Rolls-Royce kehrt mit Wucht an den Euro-Anleihenmarkt zurück. Während institutionelle Investoren Schlange stehen, reagiert der Aktienmarkt jedoch verhalten. Der Triebwerksbauer profitiert von einer starken operativen Erholung, kämpft aber mit einem schwierigen Marktumfeld.
Enormes Interesse an neuen Schuldtiteln
Das Unternehmen sammelte insgesamt eine Milliarde Euro ein. Die Papiere laufen bis 2031 und 2036. Es ist die erste Euro-Anleihe seit sechs Jahren.
Die Nachfrage war gewaltig. Die Gebote summierten sich auf über acht Milliarden Euro. Investoren setzen offenbar auf die langfristige Stabilität des Konzerns.

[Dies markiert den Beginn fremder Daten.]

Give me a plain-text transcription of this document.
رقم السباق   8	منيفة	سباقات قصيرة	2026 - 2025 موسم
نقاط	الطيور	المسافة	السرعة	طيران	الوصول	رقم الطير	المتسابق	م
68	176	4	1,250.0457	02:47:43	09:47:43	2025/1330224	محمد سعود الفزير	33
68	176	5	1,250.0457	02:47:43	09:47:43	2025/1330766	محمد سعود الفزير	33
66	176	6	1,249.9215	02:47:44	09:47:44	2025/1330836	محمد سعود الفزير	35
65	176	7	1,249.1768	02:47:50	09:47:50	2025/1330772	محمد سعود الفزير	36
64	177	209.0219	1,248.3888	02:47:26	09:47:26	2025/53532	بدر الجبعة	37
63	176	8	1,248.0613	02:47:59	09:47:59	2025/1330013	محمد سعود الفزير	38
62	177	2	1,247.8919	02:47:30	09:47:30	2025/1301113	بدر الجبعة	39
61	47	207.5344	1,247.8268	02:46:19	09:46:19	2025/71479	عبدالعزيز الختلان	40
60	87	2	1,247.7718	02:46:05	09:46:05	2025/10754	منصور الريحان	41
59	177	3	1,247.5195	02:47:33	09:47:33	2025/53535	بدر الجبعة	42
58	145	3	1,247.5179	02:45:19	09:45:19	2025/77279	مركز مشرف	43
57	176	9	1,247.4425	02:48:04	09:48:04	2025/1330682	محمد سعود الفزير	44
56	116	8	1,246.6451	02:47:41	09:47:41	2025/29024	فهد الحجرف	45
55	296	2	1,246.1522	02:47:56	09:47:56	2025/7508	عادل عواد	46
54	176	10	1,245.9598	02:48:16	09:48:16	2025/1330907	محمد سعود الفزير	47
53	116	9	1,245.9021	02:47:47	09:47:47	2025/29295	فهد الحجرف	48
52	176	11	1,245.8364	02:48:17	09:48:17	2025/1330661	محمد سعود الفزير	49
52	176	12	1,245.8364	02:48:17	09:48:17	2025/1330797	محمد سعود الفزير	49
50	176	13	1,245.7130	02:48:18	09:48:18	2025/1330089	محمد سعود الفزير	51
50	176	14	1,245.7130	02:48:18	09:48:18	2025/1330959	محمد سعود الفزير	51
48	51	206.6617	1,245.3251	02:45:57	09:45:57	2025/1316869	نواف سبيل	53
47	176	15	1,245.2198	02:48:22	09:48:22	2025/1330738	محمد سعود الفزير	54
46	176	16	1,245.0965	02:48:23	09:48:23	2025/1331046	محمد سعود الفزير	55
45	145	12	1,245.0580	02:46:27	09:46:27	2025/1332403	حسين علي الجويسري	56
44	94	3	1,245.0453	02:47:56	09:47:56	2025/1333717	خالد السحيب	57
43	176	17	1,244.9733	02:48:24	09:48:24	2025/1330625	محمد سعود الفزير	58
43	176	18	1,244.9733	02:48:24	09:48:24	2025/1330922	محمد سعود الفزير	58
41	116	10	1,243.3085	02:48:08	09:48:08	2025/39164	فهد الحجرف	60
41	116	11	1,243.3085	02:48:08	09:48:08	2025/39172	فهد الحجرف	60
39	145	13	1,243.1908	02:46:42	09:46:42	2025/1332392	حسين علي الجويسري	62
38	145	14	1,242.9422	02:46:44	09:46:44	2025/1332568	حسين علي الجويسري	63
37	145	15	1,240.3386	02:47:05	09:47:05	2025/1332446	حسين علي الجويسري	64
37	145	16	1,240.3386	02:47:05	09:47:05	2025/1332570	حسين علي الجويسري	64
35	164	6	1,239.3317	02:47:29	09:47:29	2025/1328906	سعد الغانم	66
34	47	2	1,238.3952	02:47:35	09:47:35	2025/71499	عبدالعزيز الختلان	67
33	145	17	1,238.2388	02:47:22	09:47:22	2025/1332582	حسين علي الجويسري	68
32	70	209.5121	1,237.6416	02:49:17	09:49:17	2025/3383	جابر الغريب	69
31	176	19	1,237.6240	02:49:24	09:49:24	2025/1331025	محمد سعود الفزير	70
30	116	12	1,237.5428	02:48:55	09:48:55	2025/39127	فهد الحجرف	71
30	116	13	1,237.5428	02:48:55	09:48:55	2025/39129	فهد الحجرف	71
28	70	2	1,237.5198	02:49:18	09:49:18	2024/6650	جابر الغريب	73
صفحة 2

Parallel dazu verbesserten die Ratingagenturen ihre Einschätzung. Moody’s stufte Rolls-Royce auf A3 hoch, Fitch vergab ein A-. Die Aktie verlor dennoch an Boden.
In den vergangenen 30 Tagen sank der Kurs um über elf Prozent. Zuletzt notierte das Papier bei 13,23 Euro. Marktbeobachter verweisen auf geopolitische Risiken und hohe Treibstoffkosten.
Operative Erholung stützt den Ausblick
Operativ läuft es rund. Die Flugstunden der großen Triebwerke stiegen im ersten Quartal 2026 um fünf Prozent. Damit liegen sie nun deutlich über dem Vorkrisenniveau von 2019.
Für das Gesamtjahr peilt das Management einen operativen Gewinn von bis zu 4,2 Milliarden Pfund an. Der freie Cashflow soll rund 3,7 Milliarden Pfund erreichen. Ein Rückkaufprogramm über 750 Millionen Pfund läuft bereits.
Bis 2028 plant Rolls-Royce, bis zu neun Milliarden Pfund an die Aktionäre auszuschütten. Ob dieses Ziel Bestand hat, hängt maßgeblich von der globalen Nachfrage im Luftverkehr ab. Am Markt bleibt die Stimmung vorerst vorsichtig.